PROLOG

Màu nền
Font chữ
Font size
Chiều cao dòng

Aku masih memandang dirinya dari kejauhan. Hari ini, ia tampak cantik mengenakan gaun model baby doll tanpa lengan yang menampakan kulit putih mulusnya. Rambut hitamnya berayun mengikuti langkah kakinya. Ia tampak cantik saat mengikat mahkotanya dengan bentuk kuncir kuda, karena cuaca saat ini cukup panas. Sesekali ia mengelap peluh di dahi dengan punggung tangannya.

Siang ini jalanan tampak lenggang dari orang yang berlalu-lalang berjalan di sepanjang trotoar pertokoan di pusat kota Bandung. Hanya beberapa terlihat beberapa orang yang keluar masuk ke dalam toko atau restoran yang berjejer di sepanjang jalan ini.

Aku kembali mengikuti langkahnya dengan tetap menjaga jarak agar ia tidak menyadari kehadiranku. Entahlah, sekarang aku hampir mirip seorang stalker baginya. Namun, semua ini kulakukan karena aku … ingin melindunginya.

Ketika sampai di sebuah persimpangan, kulihat ia hendak menyebrang jalan. Akan tetapi, entah sedang melamun atau terlalu fokus pada jalan di depannya sehingga ia tidak melihat ada sebuah mobil yang melintas dari arah berlawanan. Spontan, aku segera berlari, mencoba menggapainya–menyelamatkannya.

Tidak … jangan terulang lagi.

Degup jantungku berpacu dengan waktu, dengan langkah panjang aku berhasil meraih tangannya dan menarik tubuhnya dalam pelukanku. Kami berdua terjatuh dengan keras ke trotoar beton di bawahku. Kudekap ia semakin erat. Tangan kananku melindungi kepalanya dan tangan kiriku memegang pinggangnya. Kami berdua berguling di atas trotoar dan terhenti ketika punggungku menabrak dinding sebuah toko. Perlahan, dengan hati-hati aku merenggangkan pelukanku dan bangun terduduk sambil mengangkat tubuhnya.

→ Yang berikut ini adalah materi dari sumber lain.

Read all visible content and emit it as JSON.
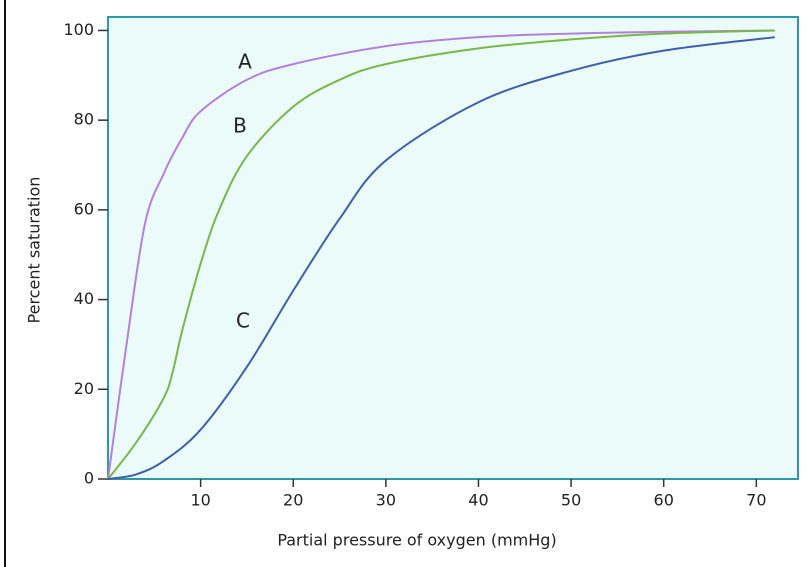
{
  "chart_data": {
    "type": "line",
    "x_label": "Partial pressure of oxygen (mmHg)",
    "y_label": "Percent saturation",
    "xlim": [
      0,
      74.5
    ],
    "ylim": [
      0,
      103
    ],
    "xticks": [
      10,
      20,
      30,
      40,
      50,
      60,
      70
    ],
    "yticks": [
      0,
      20,
      40,
      60,
      80,
      100
    ],
    "series": [
      {
        "name": "A",
        "color": "#b57fdc",
        "x": [
          0,
          2,
          4,
          6,
          8,
          10,
          15,
          20,
          30,
          40,
          50,
          60,
          72
        ],
        "values": [
          0,
          30,
          57,
          68,
          76,
          82,
          89,
          92.5,
          96.5,
          98.5,
          99.3,
          99.7,
          100
        ]
      },
      {
        "name": "B",
        "color": "#7ab648",
        "x": [
          0,
          3,
          6,
          7,
          8,
          10,
          12,
          15,
          20,
          25,
          30,
          40,
          50,
          60,
          72
        ],
        "values": [
          0,
          8,
          18,
          24,
          33,
          48,
          60,
          72,
          83,
          89,
          92.5,
          96,
          98,
          99.3,
          100
        ]
      },
      {
        "name": "C",
        "color": "#3f5fa8",
        "x": [
          0,
          3,
          6,
          10,
          15,
          20,
          25,
          30,
          40,
          50,
          60,
          72
        ],
        "values": [
          0,
          1,
          4,
          11,
          25,
          42,
          58,
          71,
          84,
          91,
          95.5,
          98.5
        ]
      }
    ]
  }
}
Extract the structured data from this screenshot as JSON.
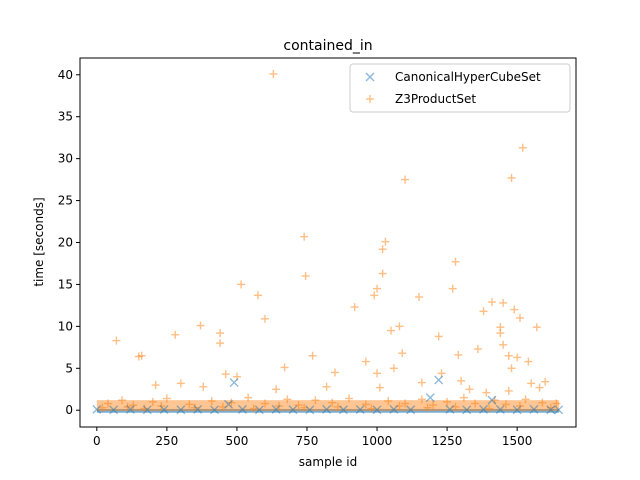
{
  "chart_data": {
    "type": "scatter",
    "title": "contained_in",
    "xlabel": "sample id",
    "ylabel": "time [seconds]",
    "xlim": [
      -60,
      1710
    ],
    "ylim": [
      -2,
      42
    ],
    "xticks": [
      0,
      250,
      500,
      750,
      1000,
      1250,
      1500
    ],
    "yticks": [
      0,
      5,
      10,
      15,
      20,
      25,
      30,
      35,
      40
    ],
    "grid": false,
    "legend_position": "top-right",
    "series": [
      {
        "name": "CanonicalHyperCubeSet",
        "marker": "x",
        "color": "#1f77b4",
        "points": [
          [
            0,
            0.1
          ],
          [
            60,
            0.05
          ],
          [
            120,
            0.1
          ],
          [
            180,
            0.05
          ],
          [
            240,
            0.08
          ],
          [
            300,
            0.06
          ],
          [
            360,
            0.1
          ],
          [
            420,
            0.05
          ],
          [
            470,
            0.7
          ],
          [
            490,
            3.3
          ],
          [
            520,
            0.1
          ],
          [
            580,
            0.05
          ],
          [
            640,
            0.1
          ],
          [
            700,
            0.07
          ],
          [
            760,
            0.05
          ],
          [
            820,
            0.1
          ],
          [
            880,
            0.06
          ],
          [
            940,
            0.08
          ],
          [
            1000,
            0.05
          ],
          [
            1060,
            0.1
          ],
          [
            1120,
            0.06
          ],
          [
            1190,
            1.5
          ],
          [
            1220,
            3.6
          ],
          [
            1260,
            0.1
          ],
          [
            1320,
            0.05
          ],
          [
            1380,
            0.1
          ],
          [
            1410,
            1.2
          ],
          [
            1440,
            0.08
          ],
          [
            1500,
            0.05
          ],
          [
            1560,
            0.1
          ],
          [
            1620,
            0.06
          ],
          [
            1648,
            0.05
          ]
        ]
      },
      {
        "name": "Z3ProductSet",
        "marker": "+",
        "color": "#ff7f0e",
        "points": [
          [
            630,
            40.1
          ],
          [
            1520,
            31.3
          ],
          [
            1480,
            27.7
          ],
          [
            1100,
            27.5
          ],
          [
            740,
            20.7
          ],
          [
            1030,
            20.1
          ],
          [
            1020,
            19.2
          ],
          [
            1280,
            17.7
          ],
          [
            1020,
            16.3
          ],
          [
            745,
            16.0
          ],
          [
            515,
            15.0
          ],
          [
            1000,
            14.5
          ],
          [
            1270,
            14.5
          ],
          [
            990,
            13.7
          ],
          [
            575,
            13.7
          ],
          [
            1150,
            13.5
          ],
          [
            1410,
            12.9
          ],
          [
            1450,
            12.8
          ],
          [
            920,
            12.3
          ],
          [
            1490,
            12.0
          ],
          [
            1380,
            11.8
          ],
          [
            600,
            10.9
          ],
          [
            1510,
            11.0
          ],
          [
            370,
            10.1
          ],
          [
            1080,
            10.0
          ],
          [
            1570,
            9.9
          ],
          [
            1440,
            9.9
          ],
          [
            1050,
            9.5
          ],
          [
            440,
            9.2
          ],
          [
            1220,
            8.8
          ],
          [
            280,
            9.0
          ],
          [
            70,
            8.3
          ],
          [
            440,
            8.0
          ],
          [
            1440,
            9.2
          ],
          [
            1450,
            7.8
          ],
          [
            1360,
            7.3
          ],
          [
            150,
            6.4
          ],
          [
            160,
            6.5
          ],
          [
            770,
            6.5
          ],
          [
            1090,
            6.8
          ],
          [
            1290,
            6.6
          ],
          [
            1470,
            6.5
          ],
          [
            1500,
            6.3
          ],
          [
            1540,
            5.8
          ],
          [
            960,
            5.8
          ],
          [
            1060,
            5.0
          ],
          [
            1480,
            5.0
          ],
          [
            670,
            5.1
          ],
          [
            850,
            4.5
          ],
          [
            460,
            4.3
          ],
          [
            1000,
            4.4
          ],
          [
            1230,
            4.4
          ],
          [
            500,
            4.0
          ],
          [
            1160,
            3.3
          ],
          [
            1300,
            3.5
          ],
          [
            1550,
            3.2
          ],
          [
            1600,
            3.4
          ],
          [
            210,
            3.0
          ],
          [
            300,
            3.2
          ],
          [
            380,
            2.8
          ],
          [
            640,
            2.5
          ],
          [
            820,
            2.8
          ],
          [
            1010,
            2.7
          ],
          [
            1330,
            2.5
          ],
          [
            1390,
            2.1
          ],
          [
            1470,
            2.3
          ],
          [
            1580,
            2.7
          ],
          [
            40,
            0.8
          ],
          [
            90,
            1.2
          ],
          [
            130,
            0.6
          ],
          [
            200,
            1.0
          ],
          [
            250,
            1.4
          ],
          [
            330,
            0.7
          ],
          [
            410,
            1.1
          ],
          [
            480,
            0.9
          ],
          [
            540,
            1.5
          ],
          [
            600,
            0.8
          ],
          [
            680,
            1.3
          ],
          [
            720,
            0.6
          ],
          [
            780,
            1.2
          ],
          [
            840,
            0.9
          ],
          [
            900,
            1.4
          ],
          [
            960,
            0.7
          ],
          [
            1040,
            1.1
          ],
          [
            1100,
            0.8
          ],
          [
            1160,
            1.3
          ],
          [
            1200,
            0.6
          ],
          [
            1250,
            1.0
          ],
          [
            1310,
            1.5
          ],
          [
            1350,
            0.8
          ],
          [
            1420,
            1.2
          ],
          [
            1460,
            0.7
          ],
          [
            1530,
            1.3
          ],
          [
            1590,
            0.9
          ],
          [
            1640,
            0.8
          ],
          [
            20,
            0.3
          ],
          [
            110,
            0.4
          ],
          [
            170,
            0.2
          ],
          [
            230,
            0.5
          ],
          [
            350,
            0.3
          ],
          [
            450,
            0.4
          ],
          [
            560,
            0.2
          ],
          [
            650,
            0.5
          ],
          [
            740,
            0.3
          ],
          [
            860,
            0.4
          ],
          [
            980,
            0.2
          ],
          [
            1080,
            0.5
          ],
          [
            1180,
            0.3
          ],
          [
            1280,
            0.4
          ],
          [
            1400,
            0.2
          ],
          [
            1510,
            0.5
          ],
          [
            1620,
            0.3
          ]
        ]
      }
    ]
  }
}
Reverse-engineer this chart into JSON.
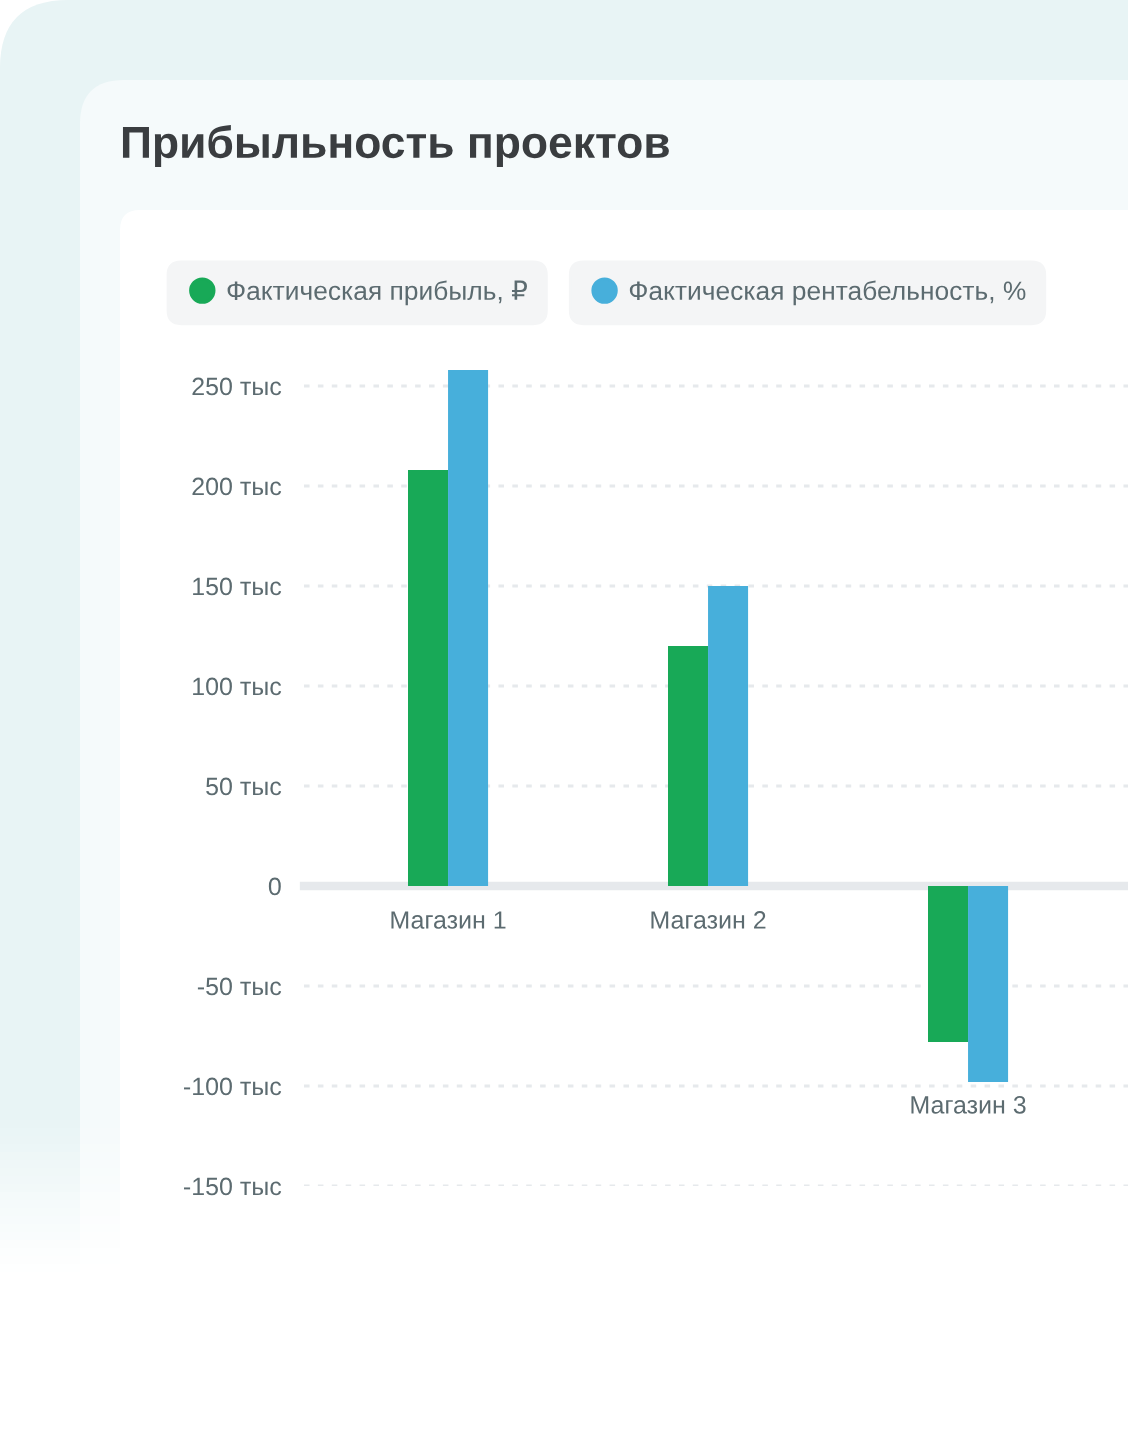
{
  "chart_data": {
    "type": "bar",
    "title": "Прибыльность проектов",
    "categories": [
      "Магазин 1",
      "Магазин 2",
      "Магазин 3"
    ],
    "series": [
      {
        "name": "Фактическая прибыль, ₽",
        "color": "#18a957",
        "values": [
          208,
          120,
          -78
        ]
      },
      {
        "name": "Фактическая рентабельность, %",
        "color": "#47afdb",
        "values": [
          258,
          150,
          -98
        ]
      }
    ],
    "ylim": [
      -150,
      260
    ],
    "yticks": [
      {
        "value": -150,
        "label": "-150 тыс"
      },
      {
        "value": -100,
        "label": "-100 тыс"
      },
      {
        "value": -50,
        "label": "-50 тыс"
      },
      0,
      {
        "value": 50,
        "label": "50 тыс"
      },
      {
        "value": 100,
        "label": "100 тыс"
      },
      {
        "value": 150,
        "label": "150 тыс"
      },
      {
        "value": 200,
        "label": "200 тыс"
      },
      {
        "value": 250,
        "label": "250 тыс"
      }
    ],
    "grid": "y",
    "legend": "top left"
  }
}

"Kamu nggak apa-apa?" tanyaku sembari memeriksa tubuhnya dari ujung kepala sampai kaki. Ada darah di lutut kakinya, sepertinya luka akibat terbentur trotoar tadi.

"A-aku nggak apa-apa." Ia menatapku tak berkedip. Mungkin masih syok dengan kejadian tadi.

“Lututmu terluka,” ucapku sambil mengeluarkan saputangan dari saku celana.

"Auwww...sakit!" Ia meringis saat kuseka darah di lututnya.

Pelan-pelan aku kembali membersihkan darah pada lukanya dan meniupnya lembut. Berharap dapat mengurangi rasa sakitnya. Dari sudut mataku, kulihat ia tengah menatap wajahku dalam, namun aku berusaha untuk mengabaikannya. Setelah darah di lukanya bersih, aku memberanikan diri menatapnya. Pandangan kami bertemu satu sama lain setelah sekian lama.

“ Sudah selesai, ayo berdiri! Mari kubantu!" Aku yang pertama kali memutuskan pandangan dan mengulurkan tanganku untuk membantunya berdiri.

“Ini ….” Ia memandang heran cincin di jari manisku. Cincin pernikahanku.

Aku segera menarik tanganku cepat dan menyembunyikannya di saku celanaku. 

"Apa sebelumnya kita pernah bertemu?" tanyanya penasaran. Ia meraba sebuah bandul kalung yang berada di balik pakaiannya. 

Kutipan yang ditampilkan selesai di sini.